3. Strengthen national steering capacity

There is a need for greater clarity of the respective roles of different higher education institutions, and an ability to steer the development of a co-ordinated system. Steps need to be taken to achieve a more effective balance between institutional self-regulation and overall public control of the scale, structure, quality and cost of Egypt’s higher education system.

4. Diversify the supply of higher education opportunities to meet a larger student body with varying needs, aptitudes and motivations

Currently, the technical and vocational education and training (TVET) system is very weak and poorly regarded by Egyptian society, and is an unattractive alternative in its present form. A priority is to renew the TVET system, including enhancing the status of TVET qualifications, upgrading facilities, and marketing the value of technical skills to the community.

5. Increase institutional operating flexibility and self-management capacity

To align Egyptian universities with their international counterparts, public universities with the status of a public corporation might be governed by a Board of Trustees with authority to oversee their academic and operational affairs according to their agreed mission and subject to appropriate accountabilities.

6. Share costs more equitably

The cost burden of higher education provision falls disproportionately on the Government and general taxpayers, while those who benefit the most do not pay their fair share of the costs.

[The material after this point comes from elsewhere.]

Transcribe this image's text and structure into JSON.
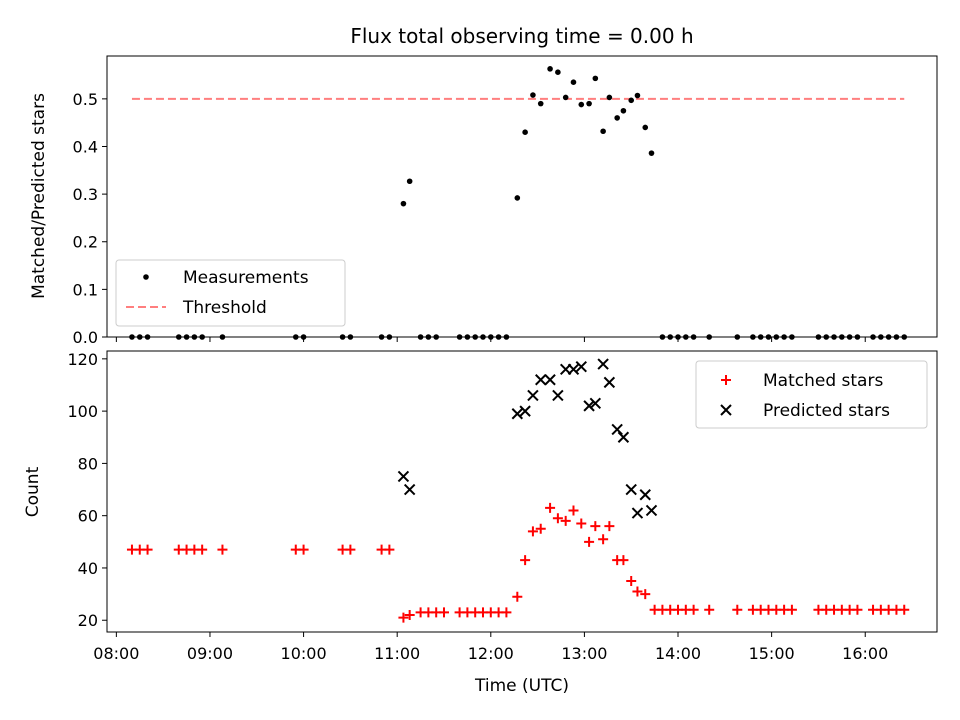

Few countries have been able to expand their higher education system while at the same time raising its quality without requiring a significant contribution from students and their families.

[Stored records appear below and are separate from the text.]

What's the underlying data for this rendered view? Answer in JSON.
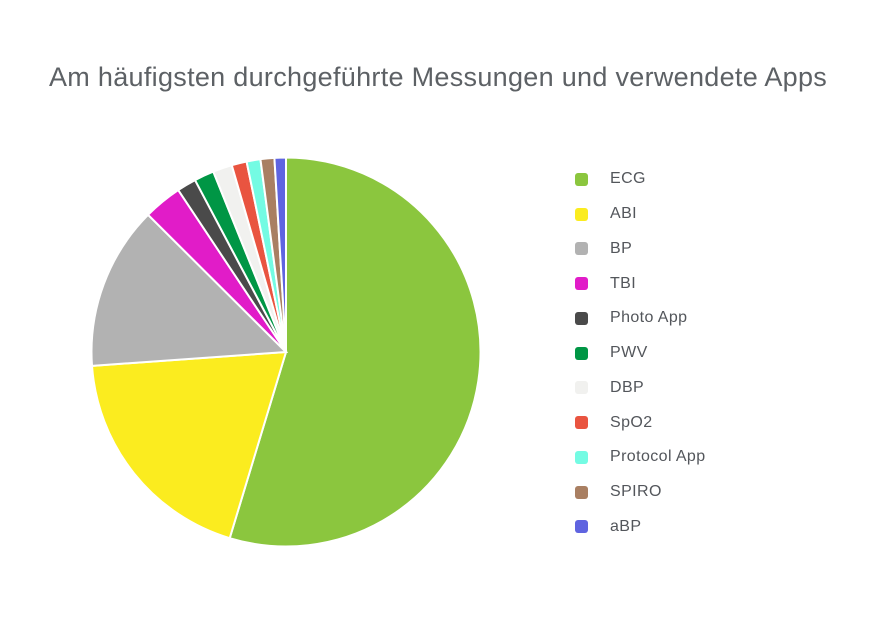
{
  "chart_data": {
    "type": "pie",
    "title": "Am häufigsten durchgeführte Messungen und verwendete Apps",
    "labels": [
      "ECG",
      "ABI",
      "BP",
      "TBI",
      "Photo App",
      "PWV",
      "DBP",
      "SpO2",
      "Protocol App",
      "SPIRO",
      "aBP"
    ],
    "values": [
      54.7,
      19.2,
      13.6,
      3.2,
      1.6,
      1.65,
      1.6,
      1.25,
      1.15,
      1.15,
      0.95
    ],
    "colors": [
      "#8bc63e",
      "#fbec1f",
      "#b2b2b2",
      "#e11cc8",
      "#4a4a4a",
      "#009645",
      "#f1f1ef",
      "#e95440",
      "#74fbe3",
      "#a97f62",
      "#5f64e0"
    ],
    "legend_position": "right",
    "slice_border_color": "#ffffff",
    "direction": "clockwise",
    "start_angle_deg": 0
  }
}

7. Widen admission criteria to recognize diverse potential

Total reliance on the secondary school leaving examination (Thanaweya Amma) as the sole basis for admission to higher education limits opportunities for many students. Consideration might be given to expanding the criteria for student access to higher education by developing initially a test of generic reasoning and thinking skills to complement the national secondary school examinations.

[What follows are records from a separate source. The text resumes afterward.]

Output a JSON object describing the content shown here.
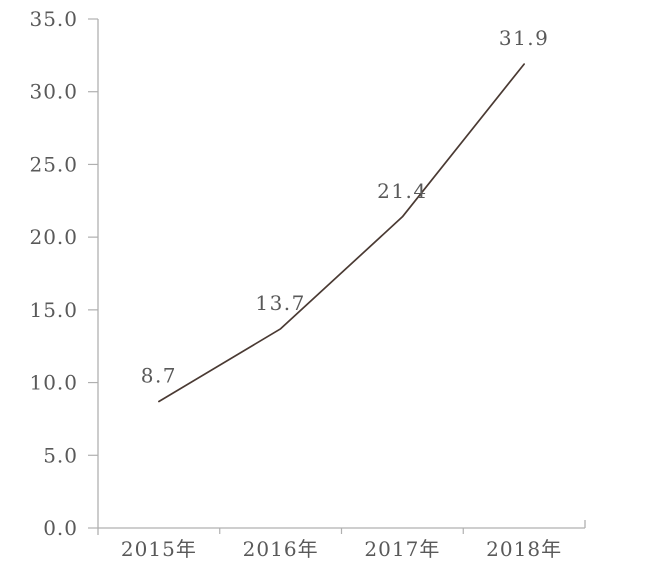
{
  "chart_data": {
    "type": "line",
    "title": "",
    "xlabel": "",
    "ylabel": "",
    "categories": [
      "2015年",
      "2016年",
      "2017年",
      "2018年"
    ],
    "series": [
      {
        "name": "",
        "values": [
          8.7,
          13.7,
          21.4,
          31.9
        ]
      }
    ],
    "data_labels": [
      "8.7",
      "13.7",
      "21.4",
      "31.9"
    ],
    "y_axis": {
      "min": 0,
      "max": 35,
      "step": 5,
      "tick_labels": [
        "0.0",
        "5.0",
        "10.0",
        "15.0",
        "20.0",
        "25.0",
        "30.0",
        "35.0"
      ]
    },
    "grid": false,
    "legend": "none",
    "colors": {
      "line": "#4a3a33",
      "text": "#595959",
      "axis": "#b0b0b0",
      "background": "#ffffff"
    }
  }
}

8. Raise input quality and embed quality assurance as an institutional responsibility

To improve the quality of teaching and learning, the poor physical condition of the nation’s higher education institutions requires a major capital injection. Additionally, public institutions need to develop their capacity for responsible self-management, including monitoring and reviewing the quality of their programmes. Particular effort needs to be directed to the adoption of performance-based management practices, and professional development of faculty and staff.

9. Strengthen university research capacity and its links to innovation

To identify areas for future investment and inter-institutional collaboration, it would be useful to map the research strengths of public universities. Subsequently, a select number of universities, or faculties or centres within them, might be invited to apply through a competitive programme to establish graduate schools or research clusters in designated fields where Egypt seeks to build its capacity.

10. Build a number of leading exemplars

Managing the transition from old to new ways will require leadership and experimentation. Other countries have found it useful to trial innovations as demonstration projects before they are more widely adopted.